返ってきた偽物の鞄

海棠野澄琉は、同窓会の翌朝、玄関に置かれた紙袋を開いた。

中には、友人の川瀬森真帆莉へ貸したはずの高級バッグが入っていた。だが革の匂いも、金具の重さも違う。内側の縫い目には、澄琉が修理の際に付けてもらった小さな青糸がなかった。

真帆莉へ連絡すると、すぐ返事が来た。

「同じ物でしょ? 細かいこと言わないでよ。友達なんだから、気に入ったなら私にくれてもよかったのに」

澄琉はバッグを貸すこと自体、最後まで断っていた。真帆莉は同窓会当日、澄琉の家で着替えた際、クローゼットから勝手に持ち出したのだ。

返された品は精巧な偽物だった。

真帆莉のSNSには、本物のバッグを持って会場へ向かう写真が上がっていた。その後の投稿では〈友達からもらったけど、私には地味だから譲ります〉と販売リンクまで付いている。

澄琉は正規店へ鑑定を依頼した。

本物には非接触式の個体識別タグが縫い込まれ、所有者登録も澄琉名義。転売先の買い取り店で読み取られた時刻と店舗が、ブランド側の管理記録へ残っていた。買い取り価格は百二十万円。真帆莉はその金で同窓会後の旅行代を払っていた。

「偽物を返した証拠はない」と真帆莉は言った。

澄琉の玄関カメラには、真帆莉が紙袋を置く姿と、帰り際に友人へ電話する声が記録されていた。

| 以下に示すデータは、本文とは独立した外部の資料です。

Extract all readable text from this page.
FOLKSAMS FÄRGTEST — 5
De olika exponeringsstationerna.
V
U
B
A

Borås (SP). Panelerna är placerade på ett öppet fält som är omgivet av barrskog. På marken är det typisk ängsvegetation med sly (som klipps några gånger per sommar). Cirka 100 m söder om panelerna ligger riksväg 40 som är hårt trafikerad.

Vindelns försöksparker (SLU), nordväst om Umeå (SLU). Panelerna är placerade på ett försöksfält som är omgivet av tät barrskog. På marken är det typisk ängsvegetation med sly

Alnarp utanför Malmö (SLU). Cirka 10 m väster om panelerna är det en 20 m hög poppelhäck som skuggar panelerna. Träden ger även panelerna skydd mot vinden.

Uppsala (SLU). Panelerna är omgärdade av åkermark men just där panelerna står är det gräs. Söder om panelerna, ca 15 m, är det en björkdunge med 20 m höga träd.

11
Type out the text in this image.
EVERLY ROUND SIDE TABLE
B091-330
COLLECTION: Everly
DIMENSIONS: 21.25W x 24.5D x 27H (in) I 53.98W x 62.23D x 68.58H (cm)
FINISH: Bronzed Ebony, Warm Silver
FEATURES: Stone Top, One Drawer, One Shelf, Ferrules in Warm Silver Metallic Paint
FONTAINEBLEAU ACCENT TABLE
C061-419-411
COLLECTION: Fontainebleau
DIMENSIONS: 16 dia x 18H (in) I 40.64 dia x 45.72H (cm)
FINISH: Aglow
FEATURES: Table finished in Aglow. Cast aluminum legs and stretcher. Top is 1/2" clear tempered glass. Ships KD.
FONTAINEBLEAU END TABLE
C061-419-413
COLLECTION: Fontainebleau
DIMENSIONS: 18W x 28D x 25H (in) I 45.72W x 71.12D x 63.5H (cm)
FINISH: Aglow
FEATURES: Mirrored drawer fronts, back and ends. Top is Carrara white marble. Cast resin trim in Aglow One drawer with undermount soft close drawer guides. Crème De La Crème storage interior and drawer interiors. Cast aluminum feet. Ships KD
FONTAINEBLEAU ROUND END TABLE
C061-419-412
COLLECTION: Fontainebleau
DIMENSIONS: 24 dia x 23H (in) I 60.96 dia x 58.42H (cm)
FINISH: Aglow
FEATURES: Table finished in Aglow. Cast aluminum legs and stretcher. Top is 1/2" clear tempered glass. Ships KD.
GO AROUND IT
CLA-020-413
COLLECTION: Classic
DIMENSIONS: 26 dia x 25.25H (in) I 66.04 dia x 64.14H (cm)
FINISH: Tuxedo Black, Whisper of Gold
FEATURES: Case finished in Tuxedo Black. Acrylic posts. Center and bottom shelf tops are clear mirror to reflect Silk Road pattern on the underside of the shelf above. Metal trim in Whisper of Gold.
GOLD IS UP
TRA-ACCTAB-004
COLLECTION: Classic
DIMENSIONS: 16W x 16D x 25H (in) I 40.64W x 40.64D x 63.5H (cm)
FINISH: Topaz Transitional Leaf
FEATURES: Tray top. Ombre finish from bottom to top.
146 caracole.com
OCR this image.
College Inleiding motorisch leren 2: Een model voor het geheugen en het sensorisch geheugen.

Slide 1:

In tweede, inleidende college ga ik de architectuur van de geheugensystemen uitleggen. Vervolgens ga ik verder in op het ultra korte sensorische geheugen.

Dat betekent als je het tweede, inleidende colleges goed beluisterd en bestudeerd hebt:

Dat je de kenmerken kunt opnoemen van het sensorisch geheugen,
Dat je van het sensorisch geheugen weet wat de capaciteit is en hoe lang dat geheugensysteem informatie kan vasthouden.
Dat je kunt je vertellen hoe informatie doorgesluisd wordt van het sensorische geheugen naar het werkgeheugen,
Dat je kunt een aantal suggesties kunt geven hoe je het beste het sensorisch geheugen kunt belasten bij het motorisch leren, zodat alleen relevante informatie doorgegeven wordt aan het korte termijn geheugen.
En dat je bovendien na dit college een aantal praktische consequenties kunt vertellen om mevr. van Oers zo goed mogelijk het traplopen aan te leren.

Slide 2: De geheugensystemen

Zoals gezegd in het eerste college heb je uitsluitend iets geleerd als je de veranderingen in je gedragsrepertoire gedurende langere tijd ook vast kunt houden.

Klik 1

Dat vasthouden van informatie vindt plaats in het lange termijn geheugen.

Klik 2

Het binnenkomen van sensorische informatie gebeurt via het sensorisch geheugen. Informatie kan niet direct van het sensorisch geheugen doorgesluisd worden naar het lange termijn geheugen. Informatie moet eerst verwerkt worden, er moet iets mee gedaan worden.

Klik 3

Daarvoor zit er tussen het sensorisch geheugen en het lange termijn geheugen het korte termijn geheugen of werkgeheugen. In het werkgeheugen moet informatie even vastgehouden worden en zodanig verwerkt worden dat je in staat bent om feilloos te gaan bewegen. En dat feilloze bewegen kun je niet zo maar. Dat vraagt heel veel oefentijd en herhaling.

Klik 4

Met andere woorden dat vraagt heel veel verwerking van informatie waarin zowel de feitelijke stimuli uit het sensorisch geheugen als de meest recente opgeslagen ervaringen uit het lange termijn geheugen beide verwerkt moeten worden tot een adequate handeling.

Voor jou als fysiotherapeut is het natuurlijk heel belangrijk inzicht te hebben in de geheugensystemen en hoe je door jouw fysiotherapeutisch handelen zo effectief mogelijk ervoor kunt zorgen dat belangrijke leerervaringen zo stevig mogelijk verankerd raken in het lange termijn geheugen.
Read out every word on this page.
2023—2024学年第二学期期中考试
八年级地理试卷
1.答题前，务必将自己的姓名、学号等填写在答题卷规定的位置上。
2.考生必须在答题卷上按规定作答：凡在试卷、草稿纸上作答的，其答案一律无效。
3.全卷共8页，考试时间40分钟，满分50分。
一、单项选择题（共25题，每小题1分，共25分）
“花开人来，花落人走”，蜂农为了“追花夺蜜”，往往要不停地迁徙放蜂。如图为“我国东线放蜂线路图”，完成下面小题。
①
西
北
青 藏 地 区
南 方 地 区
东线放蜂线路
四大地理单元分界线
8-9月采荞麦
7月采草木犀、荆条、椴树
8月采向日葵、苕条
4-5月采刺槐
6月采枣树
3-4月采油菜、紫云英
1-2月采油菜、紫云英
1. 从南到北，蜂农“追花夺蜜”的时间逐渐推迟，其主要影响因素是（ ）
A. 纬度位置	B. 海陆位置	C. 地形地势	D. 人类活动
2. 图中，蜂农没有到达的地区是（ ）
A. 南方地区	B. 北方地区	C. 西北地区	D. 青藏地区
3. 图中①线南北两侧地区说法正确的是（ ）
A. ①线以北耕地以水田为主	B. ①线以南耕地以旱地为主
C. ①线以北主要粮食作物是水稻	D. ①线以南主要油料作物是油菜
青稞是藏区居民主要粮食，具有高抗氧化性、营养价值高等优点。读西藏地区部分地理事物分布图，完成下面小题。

『コピー品を返せば、澄琉はブランドに疎いから分からない』

買い取り店も、盗品の疑いがあるとして本物を売却保留にし、警察へ相談した。真帆莉は慌てて、借りただけだと説明を変えた。

「返すつもりだった。本物が戻れば、問題ないでしょ」

しかし、無断持ち出しと偽物へのすり替えで、バッグには調査歴が付き、澄琉は仕事で予定していた撮影へ使えなくなった。鑑定費、弁護士費用、撮影代替品、精神的損害を含む請求が出された。

真帆莉の夫も、バッグは妻が自分で買ったと聞かされていた。旅行代が売却金だと知り、共同口座からの弁済を拒否した。

真帆莉は澄琉へ泣きついた。

「バッグ一つで友達を犯罪者にするの?」

「友達の物を売ったのは、私ではないよ」

本物は証拠確認後に澄琉へ返還され、真帆莉は売却代金、損害、偽物の鑑定費を合わせて賠償する合意書へ署名した。

個体識別タグの所有者欄が再び〈海棠野澄琉〉と確認された瞬間、友達だからもらっていいと思った女には、本物より高くつく偽物だけが残った。